I don’t relax easily. I wish I did, and I’ve gotten better about it, but after a lifetime of being told that I take things too seriously, that I’m too hard on myself, and that I don’t have to take on every cause that presents itself to me, I’m resigned to the fact that I will always be a little high-strung.
Thankfully, Hawaii exists.
I first visited Hawaii about 10 years ago, to attend a professional conference. I didn’t know what to expect, and – not having been much of a beach person up until then – I wasn’t overly excited. I carried my insecurities with me, packing them onto the plane like a particular piece of luggage, bulky and unwanted, and worried about how comfortable I’d be in a swimsuit.
But, again: Hawaii.
I learned on that trip that there is an island magic that resonates deeply with my soul. It isn’t unique, of course; there’s a reason why this 50th state is so beloved. For me, though, I’ve found an unparalleled sense of calm in Hawaii: somewhere between the warm waters of the Pacific, and the easy approach of the people I’ve encountered here, I am able to let go of the things I worry about, and relax.
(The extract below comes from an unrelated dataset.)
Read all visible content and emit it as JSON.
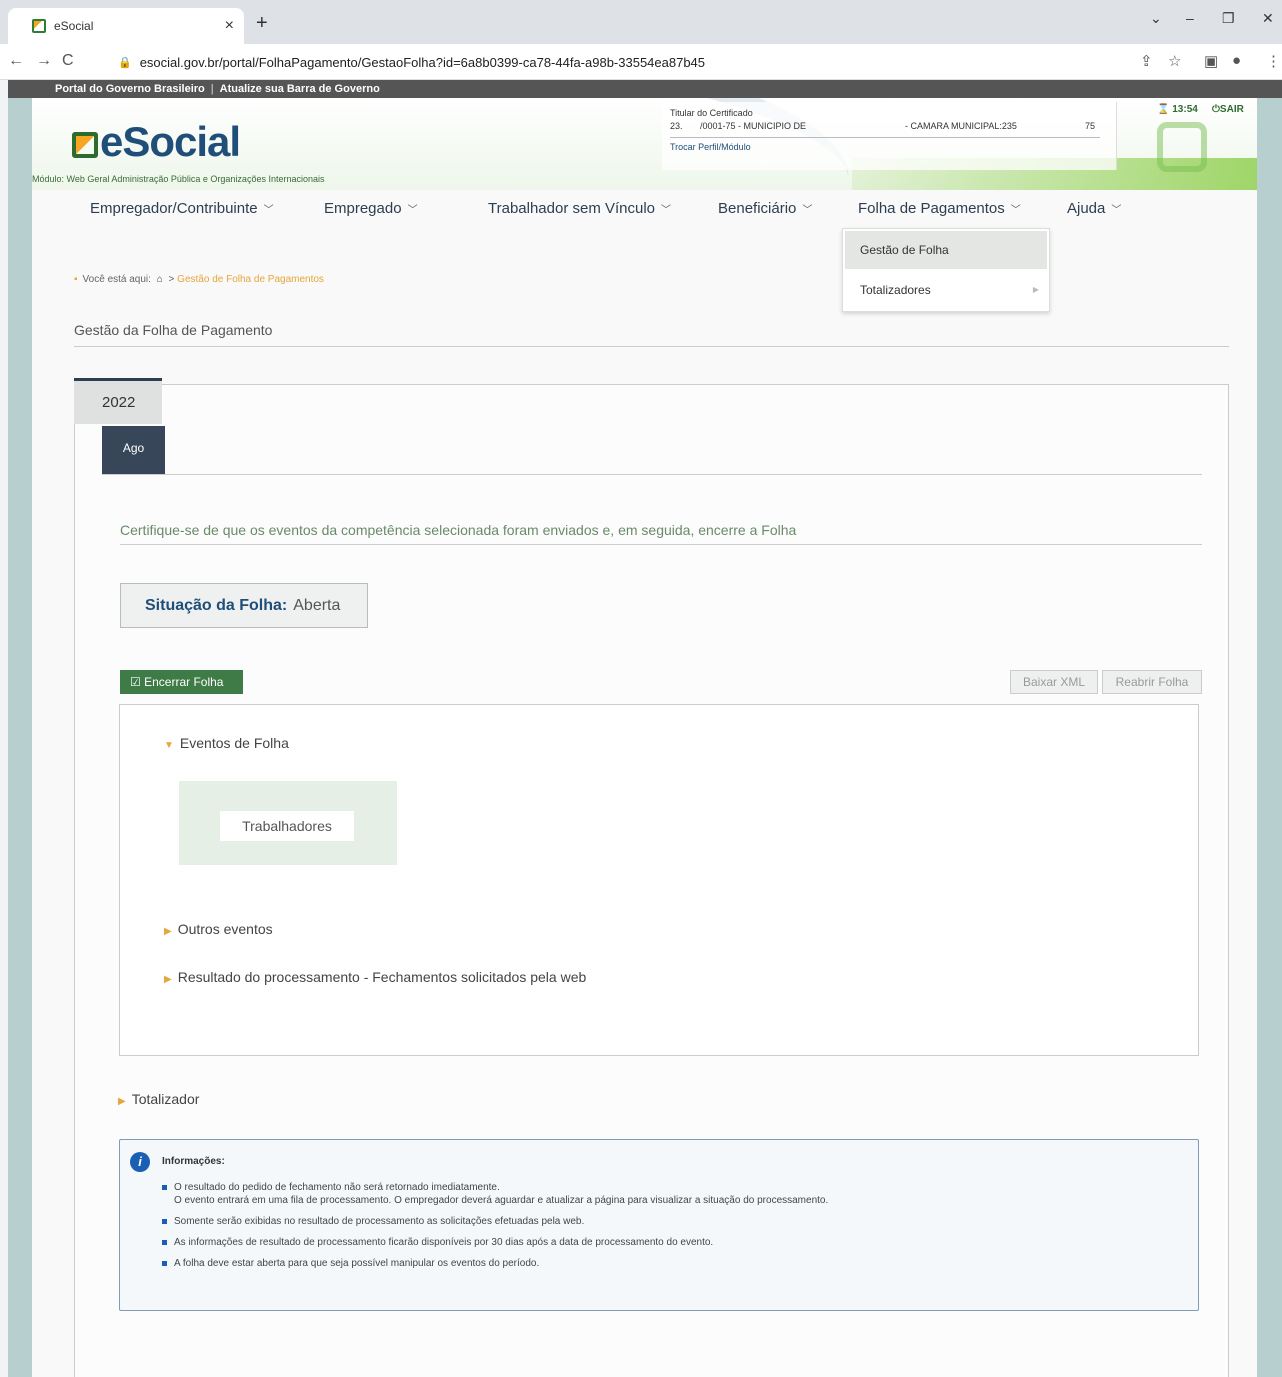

I am ending my fourth trip here, this one a surprise birthday trip for my husband. We are in Maui, leaving tomorrow, and have so far accomplished what I can only assume is a fairly standard visit for any tourist: the road to Hana, a Haleakala sunrise, mai tais and fish tacos. It has all been wonderful.
In the last three days, I have marveled at the colors of the island; the underwater magic of snorkeling; the fact that I’ve now visited both black sand and red sand beaches.
I will always look forward to my next trip here. In the meantime, as always, mahalo to this amazing piece of the world: you help me forget who I am supposed to be, and help me remember, instead, who I really am.
Wow! Now I want to visit Hawaii!!! Beautifully written and I’m so glad you’ll be returning!!!
You would love it! Bring the Fluffies; the islands won’t know what hit them!